Thailand’s regulator the Office of Insurance Commission has announced that they are working with members of the re/insurance industry to establish a catastrophe fund which aims to bring more affordable natural catastrophe insurance coverage to households and businesses in the country. The need for a catastrophe fund has been raised since the extreme flood event at the end of 2011 which has resulted in multi-billion dollar losses but also raised the awareness that coverage needs to be more widely available.
The Commission is working with the General Insurance Association to devise a structure for the catastrophe fund that best suits the unique exposures and demographics within the country. This will not be easy given the differing risk profiles in the regions within the country, for example the north is far more exposed to the severe flooding events than the southern states of Thailand. Meetings between the Commission and re/insurers discussed the principle, purpose and structure of the fund as well as how zoning can be used to make coverage accessible to all.
The Commission aims to launch the Thailand catastrophe fund with an initial size of 50 billion baht (approximately $1.57 billion). The fund will provide cover for the three main natural catastrophes to which Thailand is exposed, floods, wind storms and earthquakes. Cover will be available to households, businesses and the industrial factory complexes which were so hard hit in the recent flood event.

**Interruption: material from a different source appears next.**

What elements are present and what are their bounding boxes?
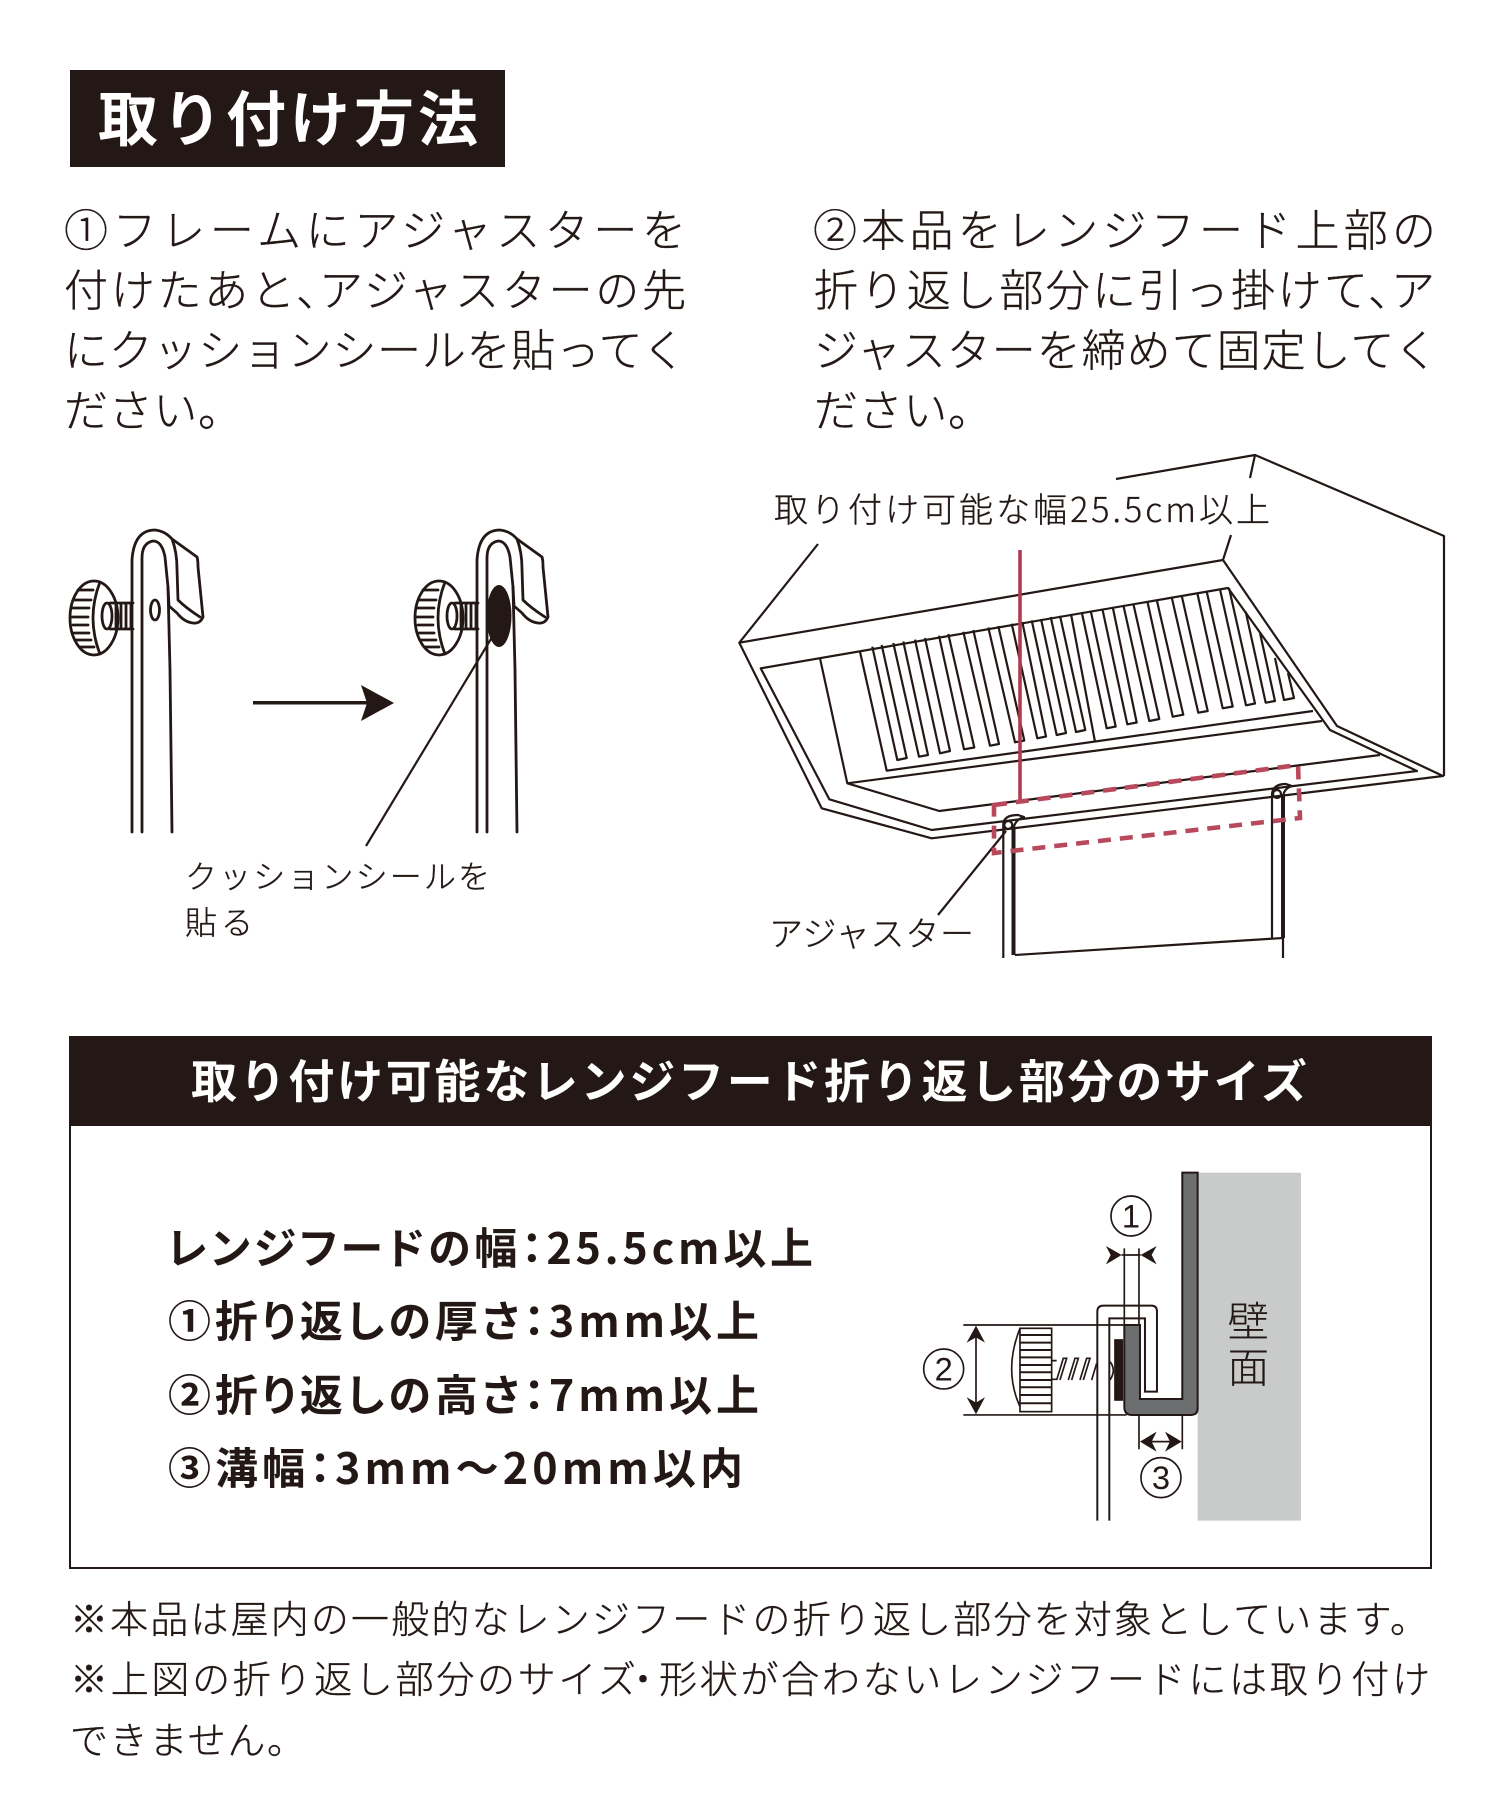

Sub limits are being set for each type of target policyholder and the catastrophe fund is being structured using a tiered approach that will see insurance companies liable for the first 2 billion baht of catastrophe losses, the catastrophe fund will step in for losses between 2 billion and 30 billion baht while for losses above that (and according to the Commission up to a limit of 500 billion baht which is over $15 billion) the catastrophe fund will seek reinsurance in the global reinsurance markets.
The catastrophe fund may struggle to secure that level of reinsurance coverage in the current market at a reasonable cost as rates for Thai exposures have risen after the floods. This may lead the Commission to explore the use of the alternative risk transfer and capital markets to provide this funding either through some sort of risk pooling or even instruments such as catastrophe bonds.
If successful this catastrophe fund initiative will eventually result in a much larger amount of Thai catastrophe risk being ceded into the reinsurance markets, as it helps to raise insurance penetration in the country, than before which could bring new opportunities to reinsurers.